Con la finalidad de que puedas realizar una infografía como parte de una campaña de sensibilización sobre la variación en las lenguas y contra los estereotipos y prejuicios, en esta situación de aprendizaje vamos a trabajar sobre la diversidad lingüística y sobre los prejuicios lingüísticos. Pero antes de profundizar en los diferentes saberes necesarios, vamos a recordar algunos de los conceptos básicos que, seguro, has adquirido en cursos anteriores, pero que piensas que has olvidado por completo. Con unas simples cuatro notas recordatorias, que te facilito a continuación, podrás responder a los sencillos cuestionarios que componen esta sección de la situación.
Lenguas de España
En la Constitución española se determina que existe una lengua oficial, el español o castellano, pero también se indica que son oficiales, en sus comunidades autónomas, otras lenguas de España: catalán (y valenciano), gallego, aranés y vasco. Las tres primeras - catalán, gallego y aranés- son lenguas romances, es decir, como el español (o el francés, o el italiano, o el portugués), proceden del latín. Sin embargo, el vasco no lengua de origen latino.

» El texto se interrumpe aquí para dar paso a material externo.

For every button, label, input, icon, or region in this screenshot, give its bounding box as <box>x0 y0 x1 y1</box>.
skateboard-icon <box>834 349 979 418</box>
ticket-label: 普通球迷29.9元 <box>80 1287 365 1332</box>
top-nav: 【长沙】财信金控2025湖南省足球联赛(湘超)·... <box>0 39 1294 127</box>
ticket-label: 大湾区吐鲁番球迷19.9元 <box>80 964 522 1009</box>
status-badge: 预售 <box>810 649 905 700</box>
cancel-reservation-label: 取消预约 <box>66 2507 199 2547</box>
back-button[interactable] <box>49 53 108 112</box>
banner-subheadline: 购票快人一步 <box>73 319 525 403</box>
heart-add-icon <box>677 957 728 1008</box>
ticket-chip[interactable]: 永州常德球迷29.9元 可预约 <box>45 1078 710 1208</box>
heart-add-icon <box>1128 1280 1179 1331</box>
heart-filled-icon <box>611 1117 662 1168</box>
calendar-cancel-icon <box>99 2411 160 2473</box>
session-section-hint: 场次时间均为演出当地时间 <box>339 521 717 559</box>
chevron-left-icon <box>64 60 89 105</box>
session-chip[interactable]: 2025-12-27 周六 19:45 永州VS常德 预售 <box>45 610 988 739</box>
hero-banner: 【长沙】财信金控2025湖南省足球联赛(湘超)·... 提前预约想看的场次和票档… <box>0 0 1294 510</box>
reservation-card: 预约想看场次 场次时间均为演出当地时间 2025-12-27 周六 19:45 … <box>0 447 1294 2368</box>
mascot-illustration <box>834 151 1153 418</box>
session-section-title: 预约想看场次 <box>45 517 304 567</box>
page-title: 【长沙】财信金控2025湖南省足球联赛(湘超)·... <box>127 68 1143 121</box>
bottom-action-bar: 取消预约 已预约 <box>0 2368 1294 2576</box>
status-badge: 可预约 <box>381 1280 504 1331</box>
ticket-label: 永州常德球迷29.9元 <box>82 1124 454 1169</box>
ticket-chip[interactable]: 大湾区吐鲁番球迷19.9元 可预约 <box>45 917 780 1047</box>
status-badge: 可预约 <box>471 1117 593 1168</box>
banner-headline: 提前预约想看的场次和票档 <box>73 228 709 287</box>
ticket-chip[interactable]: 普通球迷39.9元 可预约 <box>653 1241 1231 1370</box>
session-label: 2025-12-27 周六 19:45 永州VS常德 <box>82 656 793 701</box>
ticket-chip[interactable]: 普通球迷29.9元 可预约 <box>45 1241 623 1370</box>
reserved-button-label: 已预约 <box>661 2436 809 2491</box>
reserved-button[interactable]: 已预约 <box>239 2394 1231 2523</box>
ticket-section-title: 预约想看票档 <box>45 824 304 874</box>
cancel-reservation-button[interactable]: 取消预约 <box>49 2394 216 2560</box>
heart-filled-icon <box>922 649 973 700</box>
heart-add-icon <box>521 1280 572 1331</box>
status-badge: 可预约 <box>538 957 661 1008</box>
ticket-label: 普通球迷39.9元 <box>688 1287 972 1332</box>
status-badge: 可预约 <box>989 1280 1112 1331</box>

Asimismo, existen otras dos lenguas romances (a saber, lenguas que proceden de la lengua latina) en España, pero que no son lenguas oficiales en sus comunidades autónomas: el astur-leonés y el aragonés.
Lengua y dialecto
Una lengua es un sistema de comunicación diferenciado (se opone a otras lenguas), normalizado (común a varios dialectos) y, habitualmente, se escribe. El dialecto es, también, un sistema de comunicación localizado geográficamente (variedad diatópica o geográfica), próximo a otros dialectos de una misma lengua y que, a menudo, no se escribe. Una lengua integra o incorpora diferentes dialectos, esto es, variedades de esa lengua localizadas en un determinado territorio o zona donde se habla esa lengua.
Dialectos del español
Normalmente, se diferencian dos tipos de dialectos del español. Los dialectos septentrionales (o del norte) y los dialectos meridionales (o del sur). El rasgo distintivo que separa a ambos es la distinción entre /θ/ (letras c+ e, i, z) y /s/ (letra s). Es decir, hay diferencias de pronunciación entre, por ejemplo, 'caza' /'casa'. Son dialectos septentrionales del español: castellano norteño, leonés, aragonés, riojano, gallego (español hablado en Galicia; no confundir con la lengua gallega), catalán (español hablado en Cataluña: no debe confundirse con la lengua catalana), vasco (español hablado en el País Vasco; no confundirlo con el euskera), churro. Son, por su lado, dialectos meridionales: andaluz, canario, extremeño, manchego, murciano, español de América y sur de Madrid. Y estas variantes geográficas del español tienen en común que no distinguen entre /θ/ (letra c+ e, i; letra z) y /s/ (letra s).
Prejuicios
Se denomina hablismo al prejuicio que discrimina a la persona por su modo de hablar. Por ejemplo, una forma juvenil como "guay", "me renta" o "cayetano" se considera incorrecta y rechazable, puesto que no se entiende que se trata de un sociolecto, es decir, una variante característica de una determinada edad. Con frecuencia, estos prejuicios se convierten en estereotipos y afectan incluso a territorios. Es, por ejemplo, el estereotipo que caracteriza como incultos o ignorantes a los hablantes de andaluz o de español de América. Una variante del hablismo puede considerarse el clasismo: las clases altas hablan mejor español que las clases bajas.